Now, like for the last two weeks, I am living through the aftermath of the big op. I can’t lift heavy things (hell, I fell as though I can’t lift much at all) with my right arm, because the muscle and the tissue must be allowed to heal. Also, I don’t want to put extra strain on the ‘web’ that is already developing seeing as I had so many lymph nodes removed. Then there is the ‘you’re recovering from surgery’ sense of concern that everyone brings to bear – and which means that I end up doing much less that I can actually do; and which I would normally do.
All this is so frustrating.
Now, I just know I’m entering the ‘keep healthy for chemo’ and the ‘recovering from / dealing with chemo’ era.
I find this all so frustrating.
And I think it makes me see myself differently. I hate not being involved. I hate not doing things. I hate not feeling 100% helpful.
I also hate relying on others to do things for me. (Again, so like Mum!)
Of course, I’m not sick. At least, I don’t feel it. I have had a helluva operation and my poor old body must be allowed to recover 🙂 – but I’m not actually sick.
This is fine and all very well – but so irritating in some ways too. 🙁
And it makes me think about the whole reconstruction thing.
The feeling of ‘I’m a woman because I have breasts’ means zilch to me. Losing the one boob will not change the way I conduct, or see, myself. (Amazon and all that!) Which is why I wonder why I would want to go through many more months of pain and recovery just to look ‘normal’.
What I am finding does really affect me, and the way I see myself, is what I am able / allowed to do. (Actually, I know this affects me – it’s not only having cancer that has made me realise this.)
We were at the dam today, because Dani was paddling in the Enduro. This is the second year in a row I haven’t taken part since I got my butt into a long boat. Last year, there just weren’t enough Mams / Mums who wanted to / could paddle to form a team. I also know I wasn’t so stable and confident in my own paddling – not as much as I am now – at least, was before this cancer thing.
I can deal with not being able to run, or get onto a tennis court, or be able to paddle because I am recovering from the operation that was necessary to get rid of the cancer. I am not so sure that I am willing to be what I see as so ‘feak and weeble’ (as Dad would say, a la Spooner) simply to have a boob reconstruction.
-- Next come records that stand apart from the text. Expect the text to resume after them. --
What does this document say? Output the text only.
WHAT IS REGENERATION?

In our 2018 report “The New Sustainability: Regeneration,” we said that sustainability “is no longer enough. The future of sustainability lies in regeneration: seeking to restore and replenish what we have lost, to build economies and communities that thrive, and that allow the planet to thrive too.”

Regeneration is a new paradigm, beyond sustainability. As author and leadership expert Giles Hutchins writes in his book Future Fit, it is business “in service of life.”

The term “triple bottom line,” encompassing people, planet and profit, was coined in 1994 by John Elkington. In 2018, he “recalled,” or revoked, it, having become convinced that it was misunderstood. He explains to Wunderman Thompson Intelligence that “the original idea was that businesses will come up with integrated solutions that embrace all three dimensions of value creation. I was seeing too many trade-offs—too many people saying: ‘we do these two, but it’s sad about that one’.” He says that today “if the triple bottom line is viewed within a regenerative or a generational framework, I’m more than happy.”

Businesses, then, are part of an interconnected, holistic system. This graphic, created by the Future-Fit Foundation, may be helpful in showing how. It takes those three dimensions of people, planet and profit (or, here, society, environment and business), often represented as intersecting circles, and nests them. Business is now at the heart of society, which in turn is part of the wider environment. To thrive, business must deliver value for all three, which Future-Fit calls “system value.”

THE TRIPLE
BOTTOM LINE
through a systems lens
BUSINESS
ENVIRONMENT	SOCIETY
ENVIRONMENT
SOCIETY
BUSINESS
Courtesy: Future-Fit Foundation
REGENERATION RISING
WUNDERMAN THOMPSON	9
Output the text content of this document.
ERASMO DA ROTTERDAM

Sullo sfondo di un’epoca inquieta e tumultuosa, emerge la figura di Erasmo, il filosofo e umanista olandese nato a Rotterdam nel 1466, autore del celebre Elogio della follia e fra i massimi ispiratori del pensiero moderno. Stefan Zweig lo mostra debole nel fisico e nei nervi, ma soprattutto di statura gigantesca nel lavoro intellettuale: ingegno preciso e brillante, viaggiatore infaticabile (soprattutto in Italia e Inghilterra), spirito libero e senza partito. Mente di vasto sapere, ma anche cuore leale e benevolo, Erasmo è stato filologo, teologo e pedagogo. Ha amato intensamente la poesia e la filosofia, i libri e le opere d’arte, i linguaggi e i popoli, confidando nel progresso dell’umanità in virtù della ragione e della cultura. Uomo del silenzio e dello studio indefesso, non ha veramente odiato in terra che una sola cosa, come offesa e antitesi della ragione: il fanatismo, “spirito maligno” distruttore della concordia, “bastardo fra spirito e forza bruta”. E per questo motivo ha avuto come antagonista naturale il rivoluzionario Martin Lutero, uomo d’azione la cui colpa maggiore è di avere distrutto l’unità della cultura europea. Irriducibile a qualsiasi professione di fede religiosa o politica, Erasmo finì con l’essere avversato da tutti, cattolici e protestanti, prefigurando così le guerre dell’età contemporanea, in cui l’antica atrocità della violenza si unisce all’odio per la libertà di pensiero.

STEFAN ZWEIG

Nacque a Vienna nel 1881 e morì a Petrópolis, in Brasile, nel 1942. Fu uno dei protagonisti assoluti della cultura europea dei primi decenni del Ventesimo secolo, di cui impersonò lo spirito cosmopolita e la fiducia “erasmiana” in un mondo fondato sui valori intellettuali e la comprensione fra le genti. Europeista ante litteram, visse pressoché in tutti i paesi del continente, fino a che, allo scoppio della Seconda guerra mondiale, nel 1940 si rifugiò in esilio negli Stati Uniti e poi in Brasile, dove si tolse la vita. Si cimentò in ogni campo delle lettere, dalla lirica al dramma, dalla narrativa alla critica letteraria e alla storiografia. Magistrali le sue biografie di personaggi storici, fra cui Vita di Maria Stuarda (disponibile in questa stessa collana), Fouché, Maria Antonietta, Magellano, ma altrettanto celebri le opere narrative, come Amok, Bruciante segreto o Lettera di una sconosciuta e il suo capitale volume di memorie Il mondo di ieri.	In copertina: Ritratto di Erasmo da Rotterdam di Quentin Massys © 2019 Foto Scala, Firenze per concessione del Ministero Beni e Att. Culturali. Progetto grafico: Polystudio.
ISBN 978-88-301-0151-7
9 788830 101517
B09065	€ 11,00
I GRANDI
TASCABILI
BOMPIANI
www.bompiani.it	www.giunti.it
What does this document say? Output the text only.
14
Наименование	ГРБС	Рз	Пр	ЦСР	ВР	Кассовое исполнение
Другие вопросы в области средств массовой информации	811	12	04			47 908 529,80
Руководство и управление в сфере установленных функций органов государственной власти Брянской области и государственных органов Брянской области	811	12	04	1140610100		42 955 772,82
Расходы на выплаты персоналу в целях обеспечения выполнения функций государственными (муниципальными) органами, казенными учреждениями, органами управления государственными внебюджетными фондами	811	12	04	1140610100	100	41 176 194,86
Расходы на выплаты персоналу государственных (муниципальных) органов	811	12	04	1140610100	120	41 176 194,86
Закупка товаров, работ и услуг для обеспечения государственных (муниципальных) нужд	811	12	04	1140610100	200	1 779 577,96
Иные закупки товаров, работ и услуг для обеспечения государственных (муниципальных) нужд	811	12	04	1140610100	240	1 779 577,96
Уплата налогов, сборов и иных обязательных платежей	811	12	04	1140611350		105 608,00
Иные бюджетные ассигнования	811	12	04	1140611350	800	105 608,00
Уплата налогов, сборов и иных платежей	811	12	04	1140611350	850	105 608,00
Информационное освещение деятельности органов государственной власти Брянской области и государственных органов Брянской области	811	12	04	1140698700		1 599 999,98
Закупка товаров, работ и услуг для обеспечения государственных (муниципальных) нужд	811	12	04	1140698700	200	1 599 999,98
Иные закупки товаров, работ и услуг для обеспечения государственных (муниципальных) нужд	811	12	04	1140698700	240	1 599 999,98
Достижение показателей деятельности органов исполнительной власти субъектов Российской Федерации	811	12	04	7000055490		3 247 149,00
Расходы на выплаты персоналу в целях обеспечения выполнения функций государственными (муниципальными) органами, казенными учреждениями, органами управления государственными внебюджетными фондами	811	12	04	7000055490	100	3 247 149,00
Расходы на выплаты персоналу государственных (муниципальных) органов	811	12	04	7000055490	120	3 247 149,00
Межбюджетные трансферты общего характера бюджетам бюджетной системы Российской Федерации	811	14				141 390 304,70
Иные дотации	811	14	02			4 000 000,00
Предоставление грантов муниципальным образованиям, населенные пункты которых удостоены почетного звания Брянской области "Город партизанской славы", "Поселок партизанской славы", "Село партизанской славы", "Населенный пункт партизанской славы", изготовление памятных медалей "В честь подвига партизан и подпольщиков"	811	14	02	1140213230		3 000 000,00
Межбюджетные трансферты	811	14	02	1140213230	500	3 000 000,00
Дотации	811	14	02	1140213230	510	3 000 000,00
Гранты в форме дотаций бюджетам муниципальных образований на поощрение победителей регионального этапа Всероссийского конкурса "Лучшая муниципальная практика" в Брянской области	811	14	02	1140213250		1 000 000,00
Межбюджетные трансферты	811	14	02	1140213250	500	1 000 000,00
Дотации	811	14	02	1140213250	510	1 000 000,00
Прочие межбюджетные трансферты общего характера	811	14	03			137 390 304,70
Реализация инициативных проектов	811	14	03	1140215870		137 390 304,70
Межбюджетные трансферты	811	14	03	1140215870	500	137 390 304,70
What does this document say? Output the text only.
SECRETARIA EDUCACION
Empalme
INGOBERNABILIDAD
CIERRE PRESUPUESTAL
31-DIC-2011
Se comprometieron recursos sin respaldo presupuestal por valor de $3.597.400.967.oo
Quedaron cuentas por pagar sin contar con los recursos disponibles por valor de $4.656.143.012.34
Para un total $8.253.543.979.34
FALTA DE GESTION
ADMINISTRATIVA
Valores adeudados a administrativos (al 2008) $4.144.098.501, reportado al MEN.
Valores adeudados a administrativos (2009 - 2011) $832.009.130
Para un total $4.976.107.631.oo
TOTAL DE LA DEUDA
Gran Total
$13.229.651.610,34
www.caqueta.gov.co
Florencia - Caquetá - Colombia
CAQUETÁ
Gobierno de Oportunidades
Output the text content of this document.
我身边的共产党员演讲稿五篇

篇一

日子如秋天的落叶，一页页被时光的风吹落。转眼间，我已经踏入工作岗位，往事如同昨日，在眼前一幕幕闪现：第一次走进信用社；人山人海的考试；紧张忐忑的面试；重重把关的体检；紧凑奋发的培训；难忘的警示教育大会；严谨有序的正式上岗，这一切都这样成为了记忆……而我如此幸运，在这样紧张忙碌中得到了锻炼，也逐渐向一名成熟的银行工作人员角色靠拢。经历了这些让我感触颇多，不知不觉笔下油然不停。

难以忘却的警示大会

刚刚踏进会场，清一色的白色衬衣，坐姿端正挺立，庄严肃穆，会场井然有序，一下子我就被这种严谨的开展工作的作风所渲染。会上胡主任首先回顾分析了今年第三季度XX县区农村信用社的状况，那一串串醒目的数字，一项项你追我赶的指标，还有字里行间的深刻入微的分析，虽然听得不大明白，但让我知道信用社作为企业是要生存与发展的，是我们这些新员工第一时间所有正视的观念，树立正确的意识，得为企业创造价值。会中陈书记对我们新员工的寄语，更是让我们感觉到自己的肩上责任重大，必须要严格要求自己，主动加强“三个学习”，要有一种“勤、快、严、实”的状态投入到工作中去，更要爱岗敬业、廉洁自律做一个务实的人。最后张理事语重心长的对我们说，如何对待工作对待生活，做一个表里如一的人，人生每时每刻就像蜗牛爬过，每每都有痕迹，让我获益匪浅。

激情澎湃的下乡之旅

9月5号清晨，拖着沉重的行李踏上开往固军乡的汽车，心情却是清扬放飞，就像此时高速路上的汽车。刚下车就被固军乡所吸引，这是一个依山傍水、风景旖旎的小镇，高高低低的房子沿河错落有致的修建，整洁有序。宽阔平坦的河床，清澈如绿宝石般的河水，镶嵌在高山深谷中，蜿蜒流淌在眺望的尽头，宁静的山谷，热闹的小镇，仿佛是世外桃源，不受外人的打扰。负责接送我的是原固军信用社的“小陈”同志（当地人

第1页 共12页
In some ways, it would be almost like denying my own attitude of ‘this is as it is, so get on with it’.
I am 51 years old. My boobs are 51 years old. They have breast fed 4 children. If I only have one now, then maybe that’s just how it has to be.
After all, it’s much the same as I feel about losing my hair, as I found out when I had my head shaved for the Shavathon: I don’t have to look at myself in the mirror and experience the thoughts about how strange I look with my ‘sticky-out’ ears 🙂 Similarly, I don’t have to look at myself in the mirror and think about what I really look like with one boob.
It’s my choice. And, if those who do have to look at me (with no hair, or one boob) have a problem with it, or think I look weird, then so be it.
As my kids often tell me, “Mum, you are weird.” So, what the hell!